Remembering Bloomer Girl
The other night I was making my way through Amazon Prime video, looking for something to watch. After sorting through hundreds of movies and television shows that I just knew wouldn’t hold my interest at that moment, I stumbled upon the 1956, Producer’s Showcase made-for-television version of the 1944 Broadway musical Bloomer Girl. My streaming choice for the evening was set. I have always adored the Harold Arlen/E.Y. Harburg score ever since I was first introduced to it in my History of American Musical Theatre class in college. Having listened to the score multiple times and read the book of Bloomer Girl for that glorious seminar, I was sad to realize that no one hardly ever produces this adventurous and courageous show that came fast on the heels of Rodgers and Hammerstein’s groundbreaking Oklahoma!. Watching an abridged, made-for-television version was most-likely the closest I would get to seeing a production of the show, so I hit the play button, sat back, and took a little jaunt into musical theatre history, where I admittedly spend most of my time.
Lyricist and occasional book writer E. Y. Harburg believed in a musical theatre that challenged audiences, delved into social issues, but did so with whimsy. Particularly when he was paired with book writer Fred Saidy, Harburg could be at his boldest and most controversial. The duo would go on to write the book for the 1947 musical Finian’s Rainbow, itself a lesson in societal discrepancies, teeming with a socialist bent, but veiled in magic and merry mischief. They would also write the far more controversial Flahooley (1951) which was an artistic response to Harburg’s experience being blacklisted, a fantasy that poked fun at both capitalism and McCarthyism. Bloomer Girl, which preceded both of these shows, was no less controversial in the topics it would undertake. For Bloomer Girl, the book was written by Saidy and playwright screenwriter Sig Herzig, based on an unpublished play by Lilith and Dan James.
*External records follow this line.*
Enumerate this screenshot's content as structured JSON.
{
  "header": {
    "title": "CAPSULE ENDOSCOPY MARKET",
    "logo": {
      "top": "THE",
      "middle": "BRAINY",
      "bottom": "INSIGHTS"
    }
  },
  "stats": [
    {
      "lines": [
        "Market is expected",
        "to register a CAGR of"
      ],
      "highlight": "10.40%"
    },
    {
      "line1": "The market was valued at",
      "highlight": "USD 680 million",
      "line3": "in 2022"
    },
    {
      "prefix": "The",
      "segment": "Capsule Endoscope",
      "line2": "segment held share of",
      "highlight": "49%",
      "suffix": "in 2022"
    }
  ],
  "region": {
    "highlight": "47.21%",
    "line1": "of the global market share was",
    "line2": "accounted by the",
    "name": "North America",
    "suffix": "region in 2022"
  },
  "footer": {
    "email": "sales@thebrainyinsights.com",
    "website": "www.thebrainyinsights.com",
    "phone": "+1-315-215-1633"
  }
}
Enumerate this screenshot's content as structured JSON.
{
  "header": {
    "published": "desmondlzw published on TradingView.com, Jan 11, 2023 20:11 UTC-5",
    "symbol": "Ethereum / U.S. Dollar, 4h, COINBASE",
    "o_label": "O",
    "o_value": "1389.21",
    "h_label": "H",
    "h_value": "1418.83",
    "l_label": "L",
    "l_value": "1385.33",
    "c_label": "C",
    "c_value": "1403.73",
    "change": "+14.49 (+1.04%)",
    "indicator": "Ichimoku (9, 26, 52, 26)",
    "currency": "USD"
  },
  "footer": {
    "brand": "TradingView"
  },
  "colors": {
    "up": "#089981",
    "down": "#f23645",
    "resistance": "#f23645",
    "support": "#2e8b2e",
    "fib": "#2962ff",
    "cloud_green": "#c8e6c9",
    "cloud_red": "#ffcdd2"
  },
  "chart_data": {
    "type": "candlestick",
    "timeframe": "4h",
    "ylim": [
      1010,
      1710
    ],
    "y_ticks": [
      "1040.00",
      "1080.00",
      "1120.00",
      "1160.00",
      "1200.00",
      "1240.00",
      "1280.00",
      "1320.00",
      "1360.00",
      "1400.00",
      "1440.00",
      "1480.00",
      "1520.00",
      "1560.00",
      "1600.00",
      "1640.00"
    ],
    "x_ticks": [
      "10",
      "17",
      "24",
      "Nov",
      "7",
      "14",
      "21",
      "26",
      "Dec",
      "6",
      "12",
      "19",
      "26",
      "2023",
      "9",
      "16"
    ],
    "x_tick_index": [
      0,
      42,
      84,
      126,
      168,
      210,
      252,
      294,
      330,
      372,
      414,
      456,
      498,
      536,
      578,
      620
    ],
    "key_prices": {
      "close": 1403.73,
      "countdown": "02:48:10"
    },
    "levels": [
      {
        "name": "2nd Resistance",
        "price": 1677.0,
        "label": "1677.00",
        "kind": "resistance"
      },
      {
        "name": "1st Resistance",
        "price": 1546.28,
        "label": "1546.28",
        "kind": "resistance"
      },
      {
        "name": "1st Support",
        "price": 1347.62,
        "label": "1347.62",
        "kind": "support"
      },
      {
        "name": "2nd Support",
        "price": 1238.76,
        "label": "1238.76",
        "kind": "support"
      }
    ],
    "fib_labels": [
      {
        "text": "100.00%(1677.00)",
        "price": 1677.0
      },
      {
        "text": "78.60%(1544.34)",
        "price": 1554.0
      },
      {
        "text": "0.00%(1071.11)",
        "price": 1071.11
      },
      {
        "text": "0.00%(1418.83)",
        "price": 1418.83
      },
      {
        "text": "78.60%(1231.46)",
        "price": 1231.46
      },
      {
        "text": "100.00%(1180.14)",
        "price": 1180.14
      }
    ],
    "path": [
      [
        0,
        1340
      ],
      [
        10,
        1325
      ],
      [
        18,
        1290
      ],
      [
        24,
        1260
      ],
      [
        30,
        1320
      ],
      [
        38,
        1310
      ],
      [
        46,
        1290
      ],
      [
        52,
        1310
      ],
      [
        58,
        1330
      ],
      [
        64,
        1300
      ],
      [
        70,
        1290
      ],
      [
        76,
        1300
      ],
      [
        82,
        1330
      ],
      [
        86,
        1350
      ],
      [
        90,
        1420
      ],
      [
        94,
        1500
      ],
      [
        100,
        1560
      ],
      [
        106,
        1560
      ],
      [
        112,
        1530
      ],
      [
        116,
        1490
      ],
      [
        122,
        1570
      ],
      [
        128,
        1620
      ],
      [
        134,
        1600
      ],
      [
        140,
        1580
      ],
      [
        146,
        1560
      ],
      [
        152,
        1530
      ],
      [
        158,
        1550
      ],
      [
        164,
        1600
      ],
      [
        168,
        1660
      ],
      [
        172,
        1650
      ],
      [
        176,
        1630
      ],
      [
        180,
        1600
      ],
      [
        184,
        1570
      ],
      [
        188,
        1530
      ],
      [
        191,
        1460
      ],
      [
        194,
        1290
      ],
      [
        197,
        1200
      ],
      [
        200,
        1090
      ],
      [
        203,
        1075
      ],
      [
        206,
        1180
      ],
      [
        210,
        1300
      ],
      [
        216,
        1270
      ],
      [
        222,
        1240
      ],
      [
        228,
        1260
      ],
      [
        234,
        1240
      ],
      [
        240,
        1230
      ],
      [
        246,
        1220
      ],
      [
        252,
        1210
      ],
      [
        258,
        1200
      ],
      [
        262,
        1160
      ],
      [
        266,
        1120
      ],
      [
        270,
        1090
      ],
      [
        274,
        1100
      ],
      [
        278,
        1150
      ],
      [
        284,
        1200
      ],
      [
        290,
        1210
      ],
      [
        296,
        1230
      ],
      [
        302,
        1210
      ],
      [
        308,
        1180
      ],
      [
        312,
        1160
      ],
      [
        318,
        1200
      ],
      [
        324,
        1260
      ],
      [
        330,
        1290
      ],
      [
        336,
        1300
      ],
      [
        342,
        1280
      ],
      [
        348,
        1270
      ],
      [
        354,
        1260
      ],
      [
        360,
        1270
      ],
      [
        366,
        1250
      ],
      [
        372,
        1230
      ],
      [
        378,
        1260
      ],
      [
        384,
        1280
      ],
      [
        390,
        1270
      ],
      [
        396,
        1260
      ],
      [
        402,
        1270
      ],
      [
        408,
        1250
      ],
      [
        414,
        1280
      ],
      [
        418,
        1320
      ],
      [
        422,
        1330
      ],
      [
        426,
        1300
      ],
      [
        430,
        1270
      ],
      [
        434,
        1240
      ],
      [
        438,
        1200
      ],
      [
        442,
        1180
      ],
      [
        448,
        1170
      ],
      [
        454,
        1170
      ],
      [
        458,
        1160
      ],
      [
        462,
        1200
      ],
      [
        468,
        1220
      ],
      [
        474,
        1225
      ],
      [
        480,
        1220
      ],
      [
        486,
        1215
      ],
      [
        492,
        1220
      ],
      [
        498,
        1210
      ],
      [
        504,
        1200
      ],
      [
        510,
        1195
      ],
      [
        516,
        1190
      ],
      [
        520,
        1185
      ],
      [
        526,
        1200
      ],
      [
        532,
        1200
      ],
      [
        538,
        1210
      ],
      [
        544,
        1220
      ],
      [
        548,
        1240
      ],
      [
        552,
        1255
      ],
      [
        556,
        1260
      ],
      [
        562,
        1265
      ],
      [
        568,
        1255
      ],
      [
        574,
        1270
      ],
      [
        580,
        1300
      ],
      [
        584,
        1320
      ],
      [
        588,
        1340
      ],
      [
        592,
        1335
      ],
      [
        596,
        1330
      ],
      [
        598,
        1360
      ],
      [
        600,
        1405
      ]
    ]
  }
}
Bloomer Girl is set just before and during the American Civil War. Evelina Applegate is the daughter of a hoop skirt manufacturer and the niece of Dolly Bloomer, a progressive abolitionist who embraces the pants for women created by Amelia Bloomer. Evelina takes after her aunt, often aiding in her crusades for equal rights for women and African Americans, often to the chagrin of her conservative father. When Mr. Applegate returns from a business trip with a suitor for Evelina, she is reticent to embrace this Jefferson Calhoun from Kentucky who own a slave named Pompey. She likes “Jeff”, but refused to marry him until he secures the release of Pompey, a situation complicated by Calhoun’s brother who insists that he is property belong to the family and not for him to free. The Civil War breaks out and takes the men away, leaving the women to stay behind, reflected beautifully in Agnes de Mille’s breathtaking “Civil War Ballet”. Of course, everything works out in the end, with Pompey gaining his freedom and Jeff returning from war, he and Evelina ending up together.
For Bloomer Girl, Harburg (as lyricist) wrote the score with Harold Arlen. The duo is best remembered for their score of the 1939 film The Wizard of Oz. Together, they crafted some delightful songs such as “Right as the Rain”, “Evelina”, “The Eagle and Me”, “It Was Good Enough for Grandma” and “When the Boys Come Home.” Particularly wry and witty was “Sunday in Cicero Falls” about the pomp and circumstance of going to church, the whole tone reverently making their way to worship, but offering sly commentary. One of the slyest lyrics of Harburg’s career can be found in the number: “Even the rabbits inhibit their habits on Sunday in Cicero Falls,” A few of the songs found some play on the radio, particularly “Evelina” which was recorded by Bing Crosby.
Bloomer Girl, under the direction of William Schorr, and with De Mille providing choreography, opened at Broadway’s Shubert Theatre on October 5, 1944 where is ran for 657 performances, a solid hit for its day. In the role of Evelina was Celeste Holm, who had been a triumph as Ado Annie Carnes in Oklahoma! a year earlier. David Brooks (who would originate the role of Tommy Albright in Brigadoon a few years later) played Jeff Calhoun, and Dooley Wilson, who had appeared in the 1942 film classic Casablanca singing “As Time Goes By” as the piano player Sam, took on the role of Pompey.
Brazen and bold for its time, Bloomer Girl suffers now from some politically incorrect plot points and stereotypes (particularly in the song “I Never Was Born”, and it is unlikely to be revived without some revisions. Watching the 1956 Producer’s Showcase version (which stars a perfectly cast Barbara Cook as Evelina), it is evident that there is an intriguing story at its heart and a clever score worth hearing.